Tale intreccio è ancor più complesso nei casi dei così detti disturbi del comportamento, quadri definiti dalla presenza da un modello persistente di comportamenti negativi, provocatori o che infrangono le regole che sono dirompenti e spropositati in vari basenti di vita.

L’impulsività, che può essere definita come una sopravvalutazione della ricompensa a breve termine rispetto agli obiettivi a lungo termine, è collegata ad altri costrutti, come il controllo esecutivo e la disinibizione. Tratto transdiagnostico, l’impulsività è una caratteristica di molti disturbi che possono sembrare piuttosto distinti.

In effetti, l’ADHD, il disturbo da gioco d’azzardo, i disturbi da uso di sostanze, il disturbo affettivo bipolare, il disturbo borderline di personalità e il disturbo da gioco su Internet condividono tutti il discontrollo degli impulsi come caratteristica prominente. La recente riclassificazione del DSM5, con la sua enfasi sulla dimensionalità, ha ulteriormente evidenziato l’impulsività, in parte attraverso l’inclusione di due nuovi raggruppamenti diagnostici: “ossessivo-compulsivo e disturbi correlati”, che sostiene uno spettro compulsivo-impulsivo, e dirompente.

I dati di neuroimaging suggeriscono l’attivazione differenziale, la densità della materia grigia e la connettività funzionale nelle aree corticali, come la corteccia prefrontale, la corteccia orbitofrontale, la corteccia cingolata anteriore e l’amigdala. Perché esiste l’aggressività in natura?

Da un punto di vista evolutivo i comportamenti aggressivi come, per esempio, l’attacco, la difesa e la minaccia, sono comunemente correlati alla competizione mirata ad ottenere risorse o all’accoppiamento o, ancora, alla sopravvivenza.

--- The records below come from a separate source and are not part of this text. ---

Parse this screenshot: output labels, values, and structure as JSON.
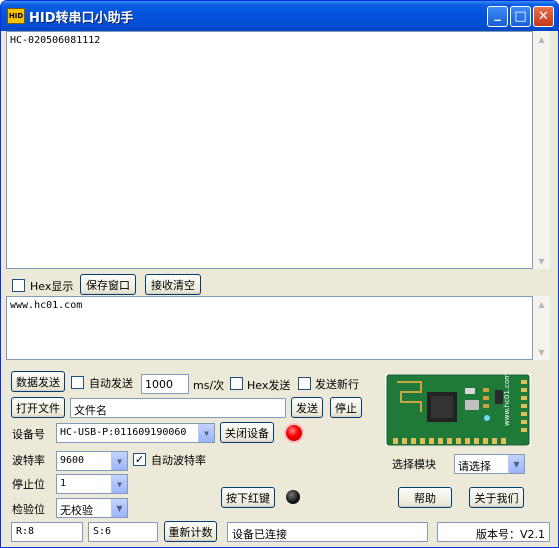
{
  "window": {
    "title": "HID转串口小助手",
    "icon_text": "HID"
  },
  "title_buttons": {
    "minimize": "_",
    "maximize": "□",
    "close": "✕"
  },
  "receive": {
    "content": "HC-020506081112"
  },
  "receive_toolbar": {
    "hex_display_label": "Hex显示",
    "hex_display_checked": false,
    "save_window_label": "保存窗口",
    "clear_receive_label": "接收清空"
  },
  "send": {
    "content": "www.hc01.com"
  },
  "controls": {
    "send_data_label": "数据发送",
    "auto_send_label": "自动发送",
    "auto_send_checked": false,
    "interval_value": "1000",
    "interval_unit": "ms/次",
    "hex_send_label": "Hex发送",
    "hex_send_checked": false,
    "send_newline_label": "发送新行",
    "send_newline_checked": false,
    "open_file_label": "打开文件",
    "file_name_value": "文件名",
    "file_send_label": "发送",
    "stop_label": "停止",
    "device_label": "设备号",
    "device_value": "HC-USB-P:011609190060",
    "close_device_label": "关闭设备",
    "baud_label": "波特率",
    "baud_value": "9600",
    "auto_baud_label": "自动波特率",
    "auto_baud_checked": true,
    "stop_bits_label": "停止位",
    "stop_bits_value": "1",
    "parity_label": "检验位",
    "parity_value": "无校验",
    "press_red_key_label": "按下红键",
    "select_module_label": "选择模块",
    "select_module_value": "请选择",
    "help_label": "帮助",
    "about_label": "关于我们"
  },
  "status_bar": {
    "rx_count": "R:8",
    "tx_count": "S:6",
    "reset_count_label": "重新计数",
    "device_status": "设备已连接",
    "version": "版本号：V2.1"
  },
  "module_image": {
    "brand_text": "www.hc01.com"
  },
  "colors": {
    "title_blue": "#0453dd",
    "window_face": "#ece9d8",
    "led_red": "#ff0000",
    "pcb_green": "#1f7a3a"
  }
}
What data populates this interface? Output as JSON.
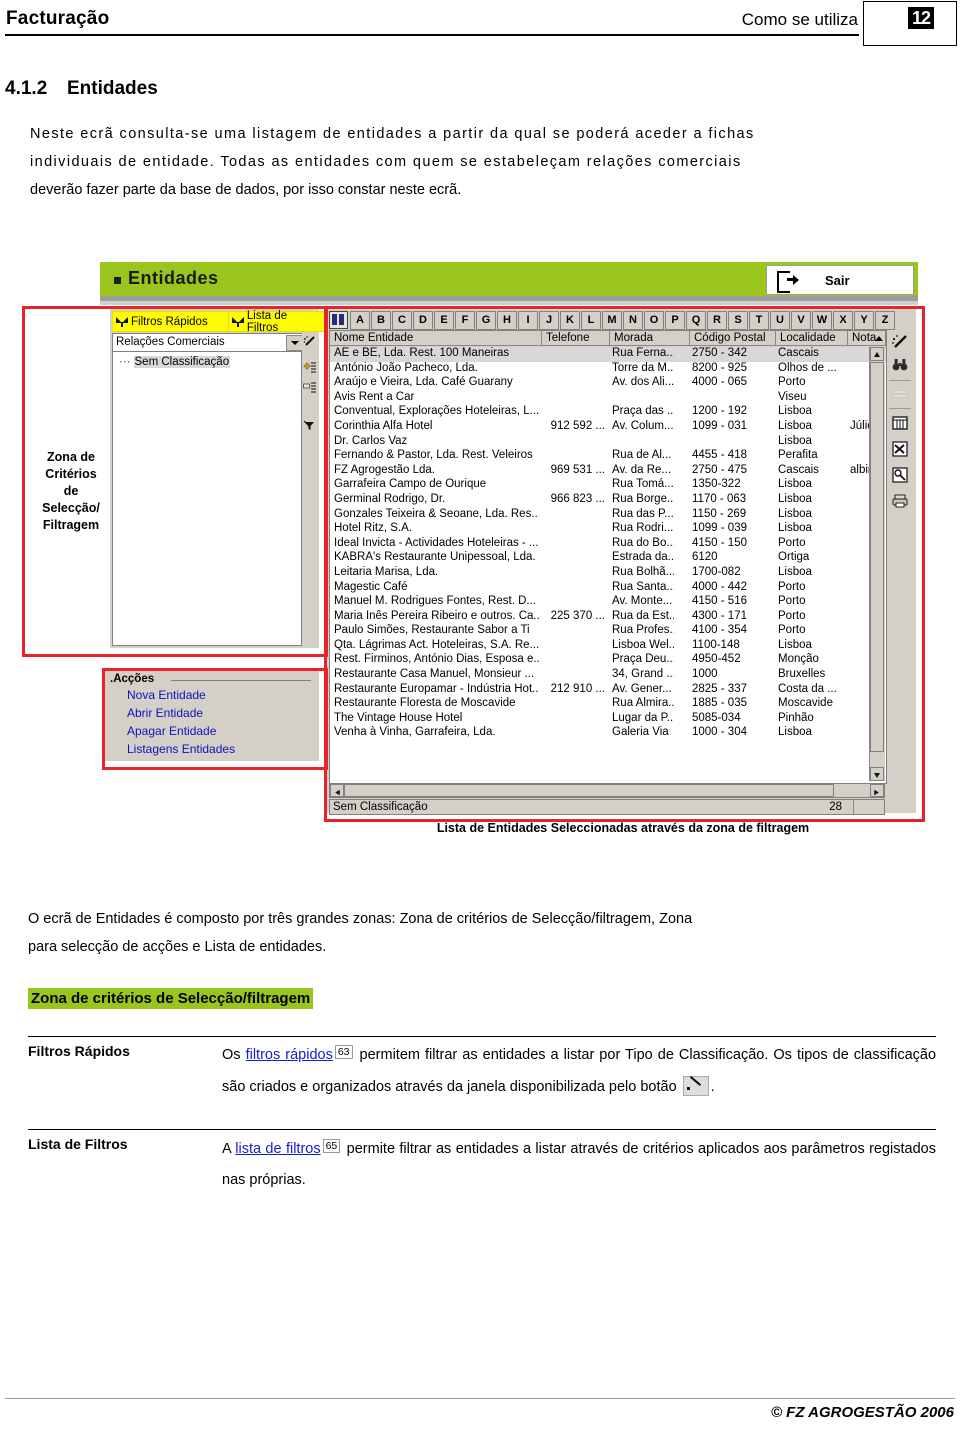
{
  "header": {
    "left_title": "Facturação",
    "right_title": "Como se utiliza",
    "page_number": "12"
  },
  "section": {
    "number": "4.1.2",
    "title": "Entidades",
    "intro_1": "Neste ecrã  consulta-se uma  listagem de  entidades a  partir da  qual se  poderá  aceder a  fichas",
    "intro_2": "individuais de   entidade.  Todas as   entidades  com  quem se   estabeleçam  relações  comerciais",
    "intro_3": "deverão fazer parte da base de  dados, por  isso  constar  neste  ecrã."
  },
  "screenshot": {
    "window_title": "Entidades",
    "exit_button": "Sair",
    "left_zone_label": "Zona de\nCritérios\nde\nSelecção/\nFiltragem",
    "left_zone_label_lines": [
      "Zona de",
      "Critérios",
      "de",
      "Selecção/",
      "Filtragem"
    ],
    "tabs": [
      {
        "label": "Filtros Rápidos",
        "icon": "funnel-icon"
      },
      {
        "label": "Lista de Filtros",
        "icon": "funnel-icon"
      }
    ],
    "combo_value": "Relações Comerciais",
    "tree_item": "Sem Classificação",
    "left_tools": [
      "magic-wand-icon",
      "add-list-icon",
      "edit-list-icon",
      "clear-filter-icon"
    ],
    "actions_panel": {
      "title": ".Acções",
      "links": [
        "Nova Entidade",
        "Abrir Entidade",
        "Apagar Entidade",
        "Listagens Entidades"
      ]
    },
    "alphabet": [
      "A",
      "B",
      "C",
      "D",
      "E",
      "F",
      "G",
      "H",
      "I",
      "J",
      "K",
      "L",
      "M",
      "N",
      "O",
      "P",
      "Q",
      "R",
      "S",
      "T",
      "U",
      "V",
      "W",
      "X",
      "Y",
      "Z"
    ],
    "alphabet_icon": "address-book-icon",
    "grid": {
      "columns": [
        "Nome Entidade",
        "Telefone",
        "Morada",
        "Código Postal",
        "Localidade",
        "Nota"
      ],
      "rows": [
        {
          "nome": "AE e BE, Lda. Rest. 100 Maneiras",
          "telefone": "",
          "morada": "Rua Ferna...",
          "cp": "2750 - 342",
          "localidade": "Cascais",
          "nota": "",
          "selected": true
        },
        {
          "nome": "António João Pacheco, Lda.",
          "telefone": "",
          "morada": "Torre da M...",
          "cp": "8200 - 925",
          "localidade": "Olhos de ...",
          "nota": ""
        },
        {
          "nome": "Araújo e Vieira, Lda. Café Guarany",
          "telefone": "",
          "morada": "Av. dos Ali...",
          "cp": "4000 - 065",
          "localidade": "Porto",
          "nota": ""
        },
        {
          "nome": "Avis Rent a Car",
          "telefone": "",
          "morada": "",
          "cp": "",
          "localidade": "Viseu",
          "nota": ""
        },
        {
          "nome": "Conventual, Explorações Hoteleiras, L...",
          "telefone": "",
          "morada": "Praça das ...",
          "cp": "1200 - 192",
          "localidade": "Lisboa",
          "nota": ""
        },
        {
          "nome": "Corinthia Alfa Hotel",
          "telefone": "912 592 ...",
          "morada": "Av. Colum...",
          "cp": "1099 - 031",
          "localidade": "Lisboa",
          "nota": "Júlio"
        },
        {
          "nome": "Dr. Carlos Vaz",
          "telefone": "",
          "morada": "",
          "cp": "",
          "localidade": "Lisboa",
          "nota": ""
        },
        {
          "nome": "Fernando & Pastor, Lda. Rest. Veleiros",
          "telefone": "",
          "morada": "Rua de  Al...",
          "cp": "4455 - 418",
          "localidade": "Perafita",
          "nota": ""
        },
        {
          "nome": "FZ Agrogestão Lda.",
          "telefone": "969 531 ...",
          "morada": "Av. da Re...",
          "cp": "2750 - 475",
          "localidade": "Cascais",
          "nota": "albin"
        },
        {
          "nome": "Garrafeira Campo de Ourique",
          "telefone": "",
          "morada": "Rua Tomá...",
          "cp": "1350-322",
          "localidade": "Lisboa",
          "nota": ""
        },
        {
          "nome": "Germinal Rodrigo, Dr.",
          "telefone": "966 823 ...",
          "morada": "Rua Borge...",
          "cp": "1170 - 063",
          "localidade": "Lisboa",
          "nota": ""
        },
        {
          "nome": "Gonzales Teixeira & Seoane, Lda. Res...",
          "telefone": "",
          "morada": "Rua das P...",
          "cp": "1150 - 269",
          "localidade": "Lisboa",
          "nota": ""
        },
        {
          "nome": "Hotel Ritz, S.A.",
          "telefone": "",
          "morada": "Rua Rodri...",
          "cp": "1099 - 039",
          "localidade": "Lisboa",
          "nota": ""
        },
        {
          "nome": "Ideal Invicta - Actividades Hoteleiras - ...",
          "telefone": "",
          "morada": "Rua do Bo...",
          "cp": "4150 - 150",
          "localidade": "Porto",
          "nota": ""
        },
        {
          "nome": "KABRA's Restaurante Unipessoal, Lda.",
          "telefone": "",
          "morada": "Estrada da...",
          "cp": "6120",
          "localidade": "Ortiga",
          "nota": ""
        },
        {
          "nome": "Leitaria Marisa, Lda.",
          "telefone": "",
          "morada": "Rua Bolhã...",
          "cp": "1700-082",
          "localidade": "Lisboa",
          "nota": ""
        },
        {
          "nome": "Magestic Café",
          "telefone": "",
          "morada": "Rua Santa...",
          "cp": "4000 - 442",
          "localidade": "Porto",
          "nota": ""
        },
        {
          "nome": "Manuel M. Rodrigues Fontes, Rest. D...",
          "telefone": "",
          "morada": "Av. Monte...",
          "cp": "4150 - 516",
          "localidade": "Porto",
          "nota": ""
        },
        {
          "nome": "Maria Inês Pereira Ribeiro e outros. Ca...",
          "telefone": "225 370 ...",
          "morada": "Rua da Est...",
          "cp": "4300 - 171",
          "localidade": "Porto",
          "nota": ""
        },
        {
          "nome": "Paulo Simões, Restaurante Sabor a Ti",
          "telefone": "",
          "morada": "Rua Profes...",
          "cp": "4100 - 354",
          "localidade": "Porto",
          "nota": ""
        },
        {
          "nome": "Qta. Lágrimas Act. Hoteleiras, S.A. Re...",
          "telefone": "",
          "morada": "Lisboa Wel...",
          "cp": "1100-148",
          "localidade": "Lisboa",
          "nota": ""
        },
        {
          "nome": "Rest. Firminos, António Dias, Esposa e...",
          "telefone": "",
          "morada": "Praça Deu...",
          "cp": "4950-452",
          "localidade": "Monção",
          "nota": ""
        },
        {
          "nome": "Restaurante Casa Manuel, Monsieur ...",
          "telefone": "",
          "morada": "34, Grand ...",
          "cp": "1000",
          "localidade": "Bruxelles",
          "nota": ""
        },
        {
          "nome": "Restaurante Europamar - Indústria Hot...",
          "telefone": "212 910 ...",
          "morada": "Av. Gener...",
          "cp": "2825 - 337",
          "localidade": "Costa da ...",
          "nota": ""
        },
        {
          "nome": "Restaurante Floresta de Moscavide",
          "telefone": "",
          "morada": "Rua Almira...",
          "cp": "1885 - 035",
          "localidade": "Moscavide",
          "nota": ""
        },
        {
          "nome": "The Vintage House Hotel",
          "telefone": "",
          "morada": "Lugar da P...",
          "cp": "5085-034",
          "localidade": "Pinhão",
          "nota": ""
        },
        {
          "nome": "Venha à Vinha, Garrafeira, Lda.",
          "telefone": "",
          "morada": "Galeria Via",
          "cp": "1000 - 304",
          "localidade": "Lisboa",
          "nota": ""
        }
      ]
    },
    "status_left": "Sem Classificação",
    "status_right": "28",
    "right_tools": [
      "magic-wand-icon",
      "binoculars-icon",
      "lines-icon",
      "grid-icon",
      "excel-icon",
      "preview-icon",
      "printer-icon"
    ],
    "caption": "Lista de Entidades Seleccionadas através da zona de filtragem"
  },
  "body": {
    "para_line1": "O  ecrã de   Entidades é   composto  por  três   grandes   zonas: Zona de critérios de Selecção/filtragem, Zona",
    "para_line2": "para selecção de acções  e  Lista de entidades.",
    "green_heading": "Zona de critérios de Selecção/filtragem",
    "definitions": [
      {
        "term": "Filtros Rápidos",
        "pre": "Os ",
        "link": "filtros rápidos",
        "ref": "63",
        "post": " permitem filtrar as entidades a listar por Tipo de Classificação. Os tipos de classificação são criados e organizados através da janela disponibilizada pelo botão ",
        "tail": "."
      },
      {
        "term": "Lista de Filtros",
        "pre": "A ",
        "link": "lista de filtros",
        "ref": "65",
        "post": " permite filtrar as entidades a listar através de critérios aplicados aos parâmetros registados nas próprias.",
        "tail": ""
      }
    ]
  },
  "footer": {
    "copyright": "© FZ AGROGESTÃO 2006"
  }
}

Darwin nel 1871 è stato uno dei primi studiosi della storia che ha rivolto il suo interesse scientifico verso l’aggressività, occupandosi soprattutto dell’aggressività legata a ottenere opportunità di accoppiamento (la “selezione sessuale”) perché questa è la prima ragione per cui gli animali combattono con altri appartenenti della stessa specie oltre ad essere, senza dubbio, la tipologia di aggressività che più s i avvicina a quella degli esseri umani.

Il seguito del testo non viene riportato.